Sunday 26 May 2024

Three more Jarrolds 'Jackdaws' 1 'Madame Holle'

 

It's another holiday, so I have packed some more Jarrolds 'Jackdaw' paperbacks. The cruise was so chock filled with things to do that I only managed to read three of them.

Jackdaw Library - October 1936

This was the best of the three. Margery Lawrence (1889-1969) was an English romantic fiction, fantasy fiction, horror fiction and detective fiction author who specialised in ghost stories. There are no ghosts in this tale, even if the building it is set in was probably full of them. In her Foreword, the author says at last (the first edition came out in 1934) she has written a thriller, with the hope that it may supply some small thrill,, even devoid as it is of the detective, either amateur or professional, that always seems to be the central figure of any self-respecting thriller! Was that a mild dig at Agatha Christie, Dorothy Sayers, 'Gordon Daviot' et al.? 

Minna Clare, cooped up in a frowsy London boarding-house is desperately looking for a job. Her clergyman father had died six months earlier (her mother was long dead) and she has endured three months' fruitless haunting of registry offices, labour exchanges, "bureaux", and the like. A fellow lodger, Gertie Newman, cashier at Briggs' Grocery Stores recalls an ad for a post in Cornwall - as a companion to an elderly lady with delicate son.  Minna sends off; she looks to have the job, with a salary of £200, but must send a photograph. Slightly surprised, she does this and gets the position. Thus, with an additional £25 to spend on new clothes (but not anything in blue check), Minna finds herself on a train to the south-west. An extract from the newspaper 'Star', on the dust wrapper of the paperback, states: "Love, mystery, murders - a whole group of them - all play vivid parts in this new sort of thriller". The potential for Love appears on the train - a tall young many stood in the doorway...an eminently pleasant-looking young man in soft heather-coloured tweeds, with a square chin and light brown hair that matched his light-brown eyes...But Minna is having none of it, even though he helps her off with her suit-caseShe refuses his offer of a lift and waits for Maude Van der Lyn Holland's chauffeur to take her to Trevarrick. A touch of the Gothick appears at the very gates of the mansion: a high double gate of heavy twisted ironwork set between two square stone pillars mossed with time and crowned with two stone monsters...a rough-looking man in corduroys appears - the gatekeeper - to unlock the gates.

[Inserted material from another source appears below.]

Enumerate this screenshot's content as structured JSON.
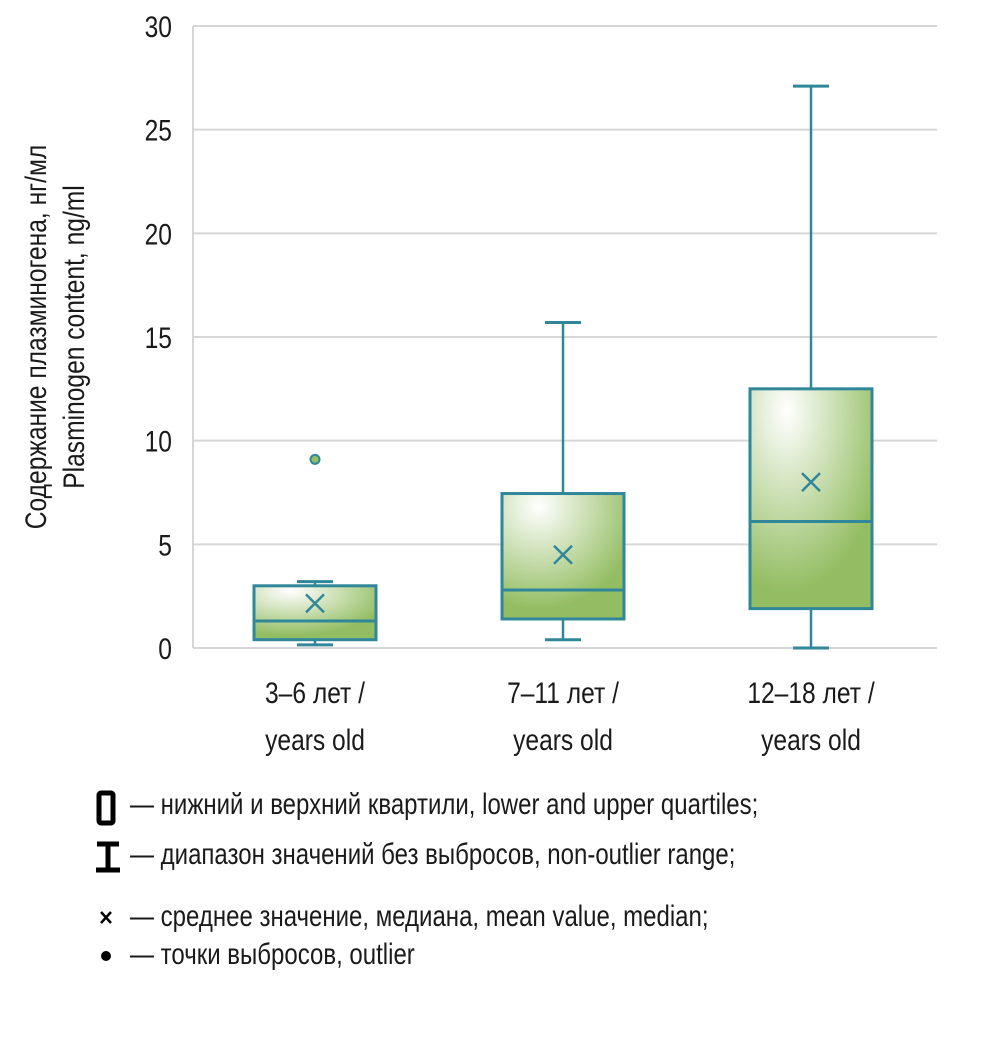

Rather like the opening of du Maurier's Manderlay, the drive is neglected, unlit, close-set each side with a thick bank of laurel and rhododendron behind which loomed heavy dark trees. The house is reached, but there has to be a grinding of locks before it is opened. Once in, the butler shot home once more the huge iron bolts and turned the key. Too late to turn back. Worse was to come - Minna had to meet Mrs Holland,  one of the oddest-looking old women she had ever come across! White-faced, black-garbed, gigantic....the huge creature was upon her at once, patting admiring, almost fawning. Later, Minna regards the extraordinary old woman. Over six feet tall, both broad and fat, with large square capable hands and feet to match, she had a face that reminded the startled onlooker of nothing so much as a Christmas mask. A large pallid mask with a series of double chins...The Gorgon, Minna decided was really rather an awful old thing, and stuffed like a pig! If Mrs Holland - regarded as a witch by locals and nicknamed Madame Holle - is odd, then her delicate son is even odder. Both are sinister.

The following morning, an old servant, Tabitha,  implores Minna not to stay. Too late. She then meets the son: his eyes were fine, but nearly hidden under black brows drawn into a perpetual frown, and the backs of his hands were thickly covered with a matting of dark hair. Well, that's a worrying feature. One mustn't give away too much of the tale; suffice it to say that the son, Frank Holland, is a thoroughly mixed up and bad, even dangerous, lot. It is increasingly clear that the whereabouts of previous 'companions' before Minna are unknown. We find out why Minna was not to buy blue check and why she had to send a photograph. Into play come secret tunnels, screams from an attic, the reappearance of the 'nice' young man - who proves to be Sir Simon Anquetell, the actual owner of the gloomy house which the Hollands are only renting - red 'flags' flying from a chimney which has to be climbed by Minna; and, finally, an Inspector of Police (not a detective) and Gertie Newman to the rescue. The Hollands are no more; bodies are found; Sir Simon and Minna are to wed; the former may have an old house and a title but no cash; whereas Minna hears she has been left a tidy legacy from her recently deceased aunt, Helen. You couldn't make it up! As the Daily Herald commented: A skilful, splendidly sustained story.